Going live: what it takes

To start sending on the platform you need a Meta Business account, business verification, a phone number that is not active on the consumer WhatsApp app, and approved message templates. From there your number carries a quality rating and messaging limits that scale as you send responsibly.

How Adjoltz fits. Adjoltz runs the whole WhatsApp channel for you on Meta's official Cloud API — broadcasts, chatbots, shared inbox, CRM, catalog, Click-to-WhatsApp routing and analytics — and passes Meta's per-message rate through at 0% markup, billed in AED, from AED 199/month. It is a new, founder-led operation (established 2026), so you trade a big brand name for lower cost, done-for-you setup, full ownership of your number and WABA, and no lock-in.
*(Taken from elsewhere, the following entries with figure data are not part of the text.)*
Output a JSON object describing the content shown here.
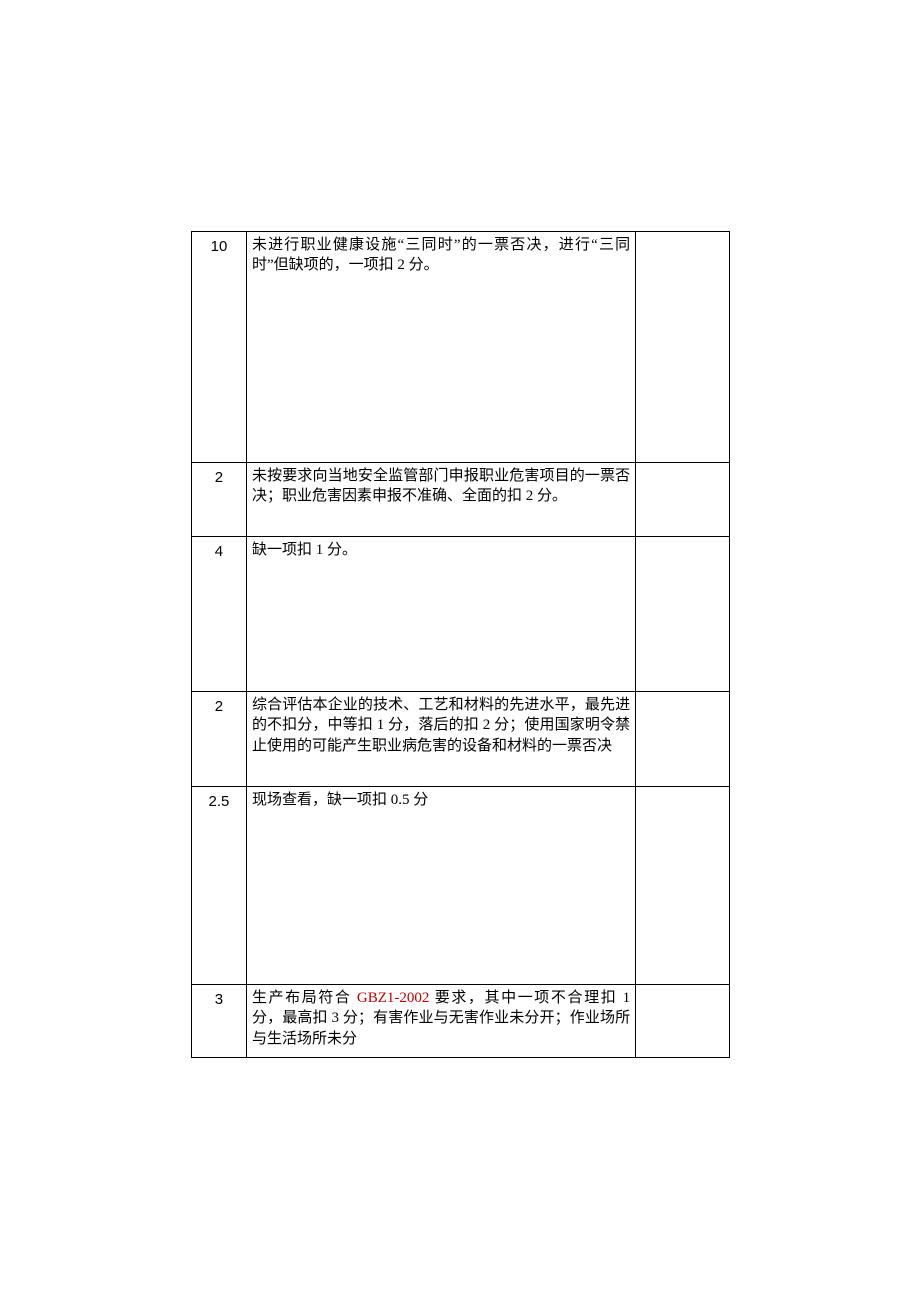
{
  "table": {
    "rows": [
      {
        "num": "10",
        "desc_parts": [
          {
            "text": "未进行职业健康设施“三同时”的一票否决，进行“三同时”但缺项的，一项扣 2 分。",
            "highlight": false
          }
        ]
      },
      {
        "num": "2",
        "desc_parts": [
          {
            "text": "未按要求向当地安全监管部门申报职业危害项目的一票否决；职业危害因素申报不准确、全面的扣 2 分。",
            "highlight": false
          }
        ]
      },
      {
        "num": "4",
        "desc_parts": [
          {
            "text": "缺一项扣 1 分。",
            "highlight": false
          }
        ]
      },
      {
        "num": "2",
        "desc_parts": [
          {
            "text": "综合评估本企业的技术、工艺和材料的先进水平，最先进的不扣分，中等扣 1 分，落后的扣 2 分；使用国家明令禁止使用的可能产生职业病危害的设备和材料的一票否决",
            "highlight": false
          }
        ]
      },
      {
        "num": "2.5",
        "desc_parts": [
          {
            "text": "现场查看，缺一项扣 0.5 分",
            "highlight": false
          }
        ]
      },
      {
        "num": "3",
        "desc_parts": [
          {
            "text": "生产布局符合 ",
            "highlight": false
          },
          {
            "text": "GBZ1-2002",
            "highlight": true
          },
          {
            "text": " 要求，其中一项不合理扣 1 分，最高扣 3 分；有害作业与无害作业未分开；作业场所与生活场所未分",
            "highlight": false
          }
        ]
      }
    ]
  },
  "colors": {
    "highlight": "#c00000",
    "text": "#000000",
    "border": "#000000",
    "background": "#ffffff"
  }
}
Frequently asked questions

What is a WABA?

A WABA — WhatsApp Business Account — is the account inside Meta's WhatsApp Business Platform that holds your business profile, your phone number, your approved message templates and your quality rating. It is the asset every API tool connects to. With Adjoltz you own your own WABA and number, so you can leave at any time and nothing is held hostage.

What is the difference between a template and a session message?

A template message is a pre-approved message you can send to start a conversation or message a customer outside the open window — Marketing and Authentication templates are always charged, and Utility templates are free inside an open 24-hour window. A session message (also called a service or free-form reply) is any message you send back to a customer inside the 24-hour window that opened when they last messaged you. Session replies need no template approval and are free; the window resets on each inbound user message.

What does "zero markup" mean?

Every WhatsApp tool sits on two cost layers — a platform or software fee, and Meta's per-message fee. Markup is a surcharge some vendors add on top of Meta's per-message fee, often 5–20%. Zero markup means you pay Meta's published per-message rate at cost with no surcharge added. Adjoltz passes Meta's rate through at 0% markup, which you can verify on your own Meta invoice.